LONDON – Nvidia launched a quad-core Tegra 4 application processor based on the Cortex A15 for use in consumer gadgets from smartphones, tablet computers and games consoles at the Consumer Electronics Show in Las Vegas. It also announced the first system using it--Project Sheild, a hybrid mobile game player and streaming system from Nvidia.
The Tegra 4, codenamed "Wayne," comes with an optional Icera i500 chip that supports UE category 3 LTE cellular communications with a 100-Mbit per second downlink. Nvidia Corp. (Santa, Clara, Calif.) acquired soft-modem developer Icera Ltd. in 2011 for about $360 million.
Tegra 4 includes 72 GPU cores to provide approximately six times the graphics performance of the company's previous application processor, the Tegra 3. Web browsing is said to be 2.6 times faster than Tegra 3. Besides the quad-core Cortex A15, Tegra 4 includes a low-power Cortex A15 compatible core that performs background tasks to save power. This is thought to be a proprietary implementation of ARM's big-little technique similar to that implemented by Nvidia in Tegra 3.
While Tegra 3 was implemented in a 40-nm CMOS manufacturing process technology from Taiwan Semiconductor Manufacturing Co., the Tegra 4 is said to be manufactured using a 28-nm process technology that yields a top clock frequency of about 1.9 GHz.
One aspect of the Tegra 4 is the deployment of "computational photography" by allowing the GPU and CPU sections to work together and also with an image signal processor intended for use with a camera.
A follow-on chip codenamed "Grey" is said to be in preparation for release later in 2013 that will include the baseband processor for the i500 soft modem.
“From the information that Nvidia showed, the Tegra 4 seems competitive with Qualcomm's quad-core (Krait) processor and the Samsung Exynos 5250,” said Kevin Krewell, senior analyst with the Linely Grpup (Mlountain Vioew, Calif.). However, Nvidia did not disclose key data such as the SoC’s clock frequency, power consumption, shipping dates or customers, he added.

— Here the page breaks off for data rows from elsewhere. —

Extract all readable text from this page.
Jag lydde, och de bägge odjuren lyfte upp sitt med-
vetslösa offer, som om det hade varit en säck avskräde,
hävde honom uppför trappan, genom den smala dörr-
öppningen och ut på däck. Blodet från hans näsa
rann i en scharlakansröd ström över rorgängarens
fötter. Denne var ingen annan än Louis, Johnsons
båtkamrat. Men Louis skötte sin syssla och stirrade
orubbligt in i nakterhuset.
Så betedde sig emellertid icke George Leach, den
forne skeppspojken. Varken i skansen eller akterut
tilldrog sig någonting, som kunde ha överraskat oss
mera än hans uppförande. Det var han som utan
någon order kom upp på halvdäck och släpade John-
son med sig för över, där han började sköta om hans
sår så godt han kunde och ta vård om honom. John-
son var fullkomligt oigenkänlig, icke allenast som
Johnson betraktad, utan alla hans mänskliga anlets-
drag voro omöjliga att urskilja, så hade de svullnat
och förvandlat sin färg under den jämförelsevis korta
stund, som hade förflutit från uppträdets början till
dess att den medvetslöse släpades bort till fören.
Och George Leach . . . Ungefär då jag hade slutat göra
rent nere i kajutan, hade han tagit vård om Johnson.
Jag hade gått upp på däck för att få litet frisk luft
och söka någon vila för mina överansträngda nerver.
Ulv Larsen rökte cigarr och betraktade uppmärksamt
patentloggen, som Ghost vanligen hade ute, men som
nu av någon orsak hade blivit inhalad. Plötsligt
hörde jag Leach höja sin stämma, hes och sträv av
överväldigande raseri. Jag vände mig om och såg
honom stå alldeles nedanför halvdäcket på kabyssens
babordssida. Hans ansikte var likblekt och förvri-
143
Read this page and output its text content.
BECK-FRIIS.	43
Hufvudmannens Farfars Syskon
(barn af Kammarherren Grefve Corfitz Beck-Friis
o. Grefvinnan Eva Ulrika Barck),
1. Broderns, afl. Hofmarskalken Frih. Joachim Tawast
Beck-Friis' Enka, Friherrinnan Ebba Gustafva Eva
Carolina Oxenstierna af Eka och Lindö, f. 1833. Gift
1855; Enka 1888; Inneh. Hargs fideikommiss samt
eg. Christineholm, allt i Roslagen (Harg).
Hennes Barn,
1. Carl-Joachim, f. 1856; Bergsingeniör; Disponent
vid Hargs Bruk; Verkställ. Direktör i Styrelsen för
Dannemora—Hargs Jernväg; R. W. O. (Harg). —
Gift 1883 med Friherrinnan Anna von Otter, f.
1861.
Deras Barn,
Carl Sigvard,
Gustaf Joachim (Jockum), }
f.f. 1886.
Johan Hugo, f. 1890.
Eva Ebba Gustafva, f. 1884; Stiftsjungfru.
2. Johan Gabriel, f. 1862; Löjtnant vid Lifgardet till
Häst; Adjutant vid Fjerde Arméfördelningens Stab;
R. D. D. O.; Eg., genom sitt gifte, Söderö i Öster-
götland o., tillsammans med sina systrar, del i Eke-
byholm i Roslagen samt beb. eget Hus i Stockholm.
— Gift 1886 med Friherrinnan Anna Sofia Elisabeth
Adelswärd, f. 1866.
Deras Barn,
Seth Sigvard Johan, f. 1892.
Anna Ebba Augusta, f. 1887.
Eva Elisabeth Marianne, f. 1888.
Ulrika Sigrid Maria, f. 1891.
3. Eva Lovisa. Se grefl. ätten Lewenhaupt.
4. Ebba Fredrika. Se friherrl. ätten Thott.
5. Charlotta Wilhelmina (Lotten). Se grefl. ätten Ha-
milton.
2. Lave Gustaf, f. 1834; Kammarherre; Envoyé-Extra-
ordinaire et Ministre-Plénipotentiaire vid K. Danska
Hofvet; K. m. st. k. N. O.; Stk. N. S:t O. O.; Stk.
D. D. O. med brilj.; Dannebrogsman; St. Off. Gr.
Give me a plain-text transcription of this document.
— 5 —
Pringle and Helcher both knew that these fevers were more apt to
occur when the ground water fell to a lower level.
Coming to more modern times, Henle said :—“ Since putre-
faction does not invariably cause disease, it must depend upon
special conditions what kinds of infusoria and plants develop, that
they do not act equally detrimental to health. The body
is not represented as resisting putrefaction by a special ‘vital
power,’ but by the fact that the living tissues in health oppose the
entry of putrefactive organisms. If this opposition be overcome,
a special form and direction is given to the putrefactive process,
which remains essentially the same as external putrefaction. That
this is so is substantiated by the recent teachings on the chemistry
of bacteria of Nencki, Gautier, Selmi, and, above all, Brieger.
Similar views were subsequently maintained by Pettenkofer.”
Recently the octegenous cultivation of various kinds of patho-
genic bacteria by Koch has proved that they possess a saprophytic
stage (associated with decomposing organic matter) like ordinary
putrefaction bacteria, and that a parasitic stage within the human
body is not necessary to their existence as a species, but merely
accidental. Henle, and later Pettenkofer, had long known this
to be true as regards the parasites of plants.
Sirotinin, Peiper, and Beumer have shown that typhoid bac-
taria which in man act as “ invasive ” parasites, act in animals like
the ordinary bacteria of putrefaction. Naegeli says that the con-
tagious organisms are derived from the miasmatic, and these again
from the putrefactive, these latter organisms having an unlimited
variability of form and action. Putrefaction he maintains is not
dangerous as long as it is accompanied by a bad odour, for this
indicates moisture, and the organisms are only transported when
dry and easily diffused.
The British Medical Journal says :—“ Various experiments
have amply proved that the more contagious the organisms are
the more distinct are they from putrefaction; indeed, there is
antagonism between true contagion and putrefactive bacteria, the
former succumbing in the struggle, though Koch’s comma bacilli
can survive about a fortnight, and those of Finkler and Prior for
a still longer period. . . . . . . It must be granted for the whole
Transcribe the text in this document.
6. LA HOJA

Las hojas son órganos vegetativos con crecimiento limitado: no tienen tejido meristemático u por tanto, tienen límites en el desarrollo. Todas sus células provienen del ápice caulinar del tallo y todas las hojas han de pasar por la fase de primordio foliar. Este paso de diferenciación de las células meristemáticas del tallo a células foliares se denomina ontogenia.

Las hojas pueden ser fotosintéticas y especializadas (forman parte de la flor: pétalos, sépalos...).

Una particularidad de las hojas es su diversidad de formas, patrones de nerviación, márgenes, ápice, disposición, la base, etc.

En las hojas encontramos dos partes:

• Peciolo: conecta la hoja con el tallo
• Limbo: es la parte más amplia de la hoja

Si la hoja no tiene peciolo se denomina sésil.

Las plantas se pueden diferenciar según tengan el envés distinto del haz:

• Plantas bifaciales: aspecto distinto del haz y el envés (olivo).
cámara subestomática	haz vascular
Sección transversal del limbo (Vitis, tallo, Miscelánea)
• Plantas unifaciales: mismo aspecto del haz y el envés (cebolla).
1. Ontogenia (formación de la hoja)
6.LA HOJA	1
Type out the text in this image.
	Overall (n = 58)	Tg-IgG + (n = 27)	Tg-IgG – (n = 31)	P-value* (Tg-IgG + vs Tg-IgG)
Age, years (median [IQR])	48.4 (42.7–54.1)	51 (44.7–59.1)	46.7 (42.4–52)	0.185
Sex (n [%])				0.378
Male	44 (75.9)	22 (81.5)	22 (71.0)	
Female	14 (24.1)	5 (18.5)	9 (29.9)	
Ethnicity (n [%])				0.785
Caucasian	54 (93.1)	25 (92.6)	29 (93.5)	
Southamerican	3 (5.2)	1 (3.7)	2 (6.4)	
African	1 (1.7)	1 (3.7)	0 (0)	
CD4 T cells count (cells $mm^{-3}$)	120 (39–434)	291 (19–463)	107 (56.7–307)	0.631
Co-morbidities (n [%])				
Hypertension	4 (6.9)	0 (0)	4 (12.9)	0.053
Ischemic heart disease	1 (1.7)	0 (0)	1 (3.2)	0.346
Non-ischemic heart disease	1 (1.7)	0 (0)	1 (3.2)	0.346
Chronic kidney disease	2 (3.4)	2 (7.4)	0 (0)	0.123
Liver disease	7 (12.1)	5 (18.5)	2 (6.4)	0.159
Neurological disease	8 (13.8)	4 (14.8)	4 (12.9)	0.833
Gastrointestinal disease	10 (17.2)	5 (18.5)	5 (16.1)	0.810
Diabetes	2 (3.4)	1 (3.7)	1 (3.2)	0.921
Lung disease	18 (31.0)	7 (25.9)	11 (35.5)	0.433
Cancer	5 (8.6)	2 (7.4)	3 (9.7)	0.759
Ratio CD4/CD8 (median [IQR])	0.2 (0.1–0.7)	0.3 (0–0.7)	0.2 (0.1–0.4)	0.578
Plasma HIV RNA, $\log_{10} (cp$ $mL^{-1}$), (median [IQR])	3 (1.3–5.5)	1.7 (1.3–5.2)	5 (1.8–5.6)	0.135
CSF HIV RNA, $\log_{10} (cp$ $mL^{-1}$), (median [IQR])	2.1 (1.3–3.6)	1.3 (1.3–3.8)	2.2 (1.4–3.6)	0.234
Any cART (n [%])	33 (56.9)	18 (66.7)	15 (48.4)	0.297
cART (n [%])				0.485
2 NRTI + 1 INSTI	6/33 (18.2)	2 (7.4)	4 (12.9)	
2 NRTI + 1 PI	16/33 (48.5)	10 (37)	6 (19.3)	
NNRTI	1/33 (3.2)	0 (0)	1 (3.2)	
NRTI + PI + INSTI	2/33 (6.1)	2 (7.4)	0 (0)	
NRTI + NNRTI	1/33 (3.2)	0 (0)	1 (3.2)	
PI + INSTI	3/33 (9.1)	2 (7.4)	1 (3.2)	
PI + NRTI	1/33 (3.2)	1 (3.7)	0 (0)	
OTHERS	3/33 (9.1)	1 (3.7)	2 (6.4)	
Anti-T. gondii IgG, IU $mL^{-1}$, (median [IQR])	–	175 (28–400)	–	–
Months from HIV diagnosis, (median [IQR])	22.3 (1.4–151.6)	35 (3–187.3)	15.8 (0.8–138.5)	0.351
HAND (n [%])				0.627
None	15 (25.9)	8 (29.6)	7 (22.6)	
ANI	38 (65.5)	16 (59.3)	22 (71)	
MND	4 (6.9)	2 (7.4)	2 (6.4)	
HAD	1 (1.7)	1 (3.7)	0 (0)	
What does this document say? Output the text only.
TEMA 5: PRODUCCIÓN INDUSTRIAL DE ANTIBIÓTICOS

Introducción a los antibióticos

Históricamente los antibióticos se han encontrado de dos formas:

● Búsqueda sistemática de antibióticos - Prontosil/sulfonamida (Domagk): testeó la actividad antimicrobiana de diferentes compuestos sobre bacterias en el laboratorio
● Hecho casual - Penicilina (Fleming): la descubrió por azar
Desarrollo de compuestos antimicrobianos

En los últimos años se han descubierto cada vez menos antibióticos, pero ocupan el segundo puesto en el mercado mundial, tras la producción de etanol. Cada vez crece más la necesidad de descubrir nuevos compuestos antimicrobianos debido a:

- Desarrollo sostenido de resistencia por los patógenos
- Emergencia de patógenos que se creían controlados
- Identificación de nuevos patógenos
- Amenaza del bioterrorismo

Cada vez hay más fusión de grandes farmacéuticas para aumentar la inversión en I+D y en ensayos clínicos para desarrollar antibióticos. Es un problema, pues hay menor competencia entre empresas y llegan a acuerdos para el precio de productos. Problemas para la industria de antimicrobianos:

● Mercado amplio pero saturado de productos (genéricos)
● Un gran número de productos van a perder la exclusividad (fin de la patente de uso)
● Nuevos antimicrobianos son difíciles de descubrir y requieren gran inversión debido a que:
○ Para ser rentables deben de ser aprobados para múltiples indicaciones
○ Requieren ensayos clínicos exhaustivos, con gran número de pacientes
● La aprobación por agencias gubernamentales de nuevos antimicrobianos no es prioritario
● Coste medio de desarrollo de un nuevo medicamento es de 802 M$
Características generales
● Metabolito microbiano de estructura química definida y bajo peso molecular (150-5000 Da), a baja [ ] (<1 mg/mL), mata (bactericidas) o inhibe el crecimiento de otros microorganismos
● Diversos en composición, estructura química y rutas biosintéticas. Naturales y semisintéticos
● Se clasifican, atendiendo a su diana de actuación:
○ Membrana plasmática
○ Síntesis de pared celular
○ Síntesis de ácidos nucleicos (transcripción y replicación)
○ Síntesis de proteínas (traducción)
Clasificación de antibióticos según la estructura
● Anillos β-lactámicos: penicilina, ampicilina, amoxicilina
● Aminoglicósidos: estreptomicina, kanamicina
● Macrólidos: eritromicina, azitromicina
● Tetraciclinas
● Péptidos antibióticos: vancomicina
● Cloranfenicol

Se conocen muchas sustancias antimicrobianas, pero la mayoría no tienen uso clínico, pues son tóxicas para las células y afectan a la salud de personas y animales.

“I expect Tegra 4 to be very competitive on gaming, video, photos, and multitasking,” said Patrick Moorhead, principal of Moor Insights and Strategy (Austin). “Their software-defined radio is a very high-risk, high-return proposition, but the fact that AT&T certified one flavor of the modem speaks to the reliability and quality, and that’s a good first step,” he added.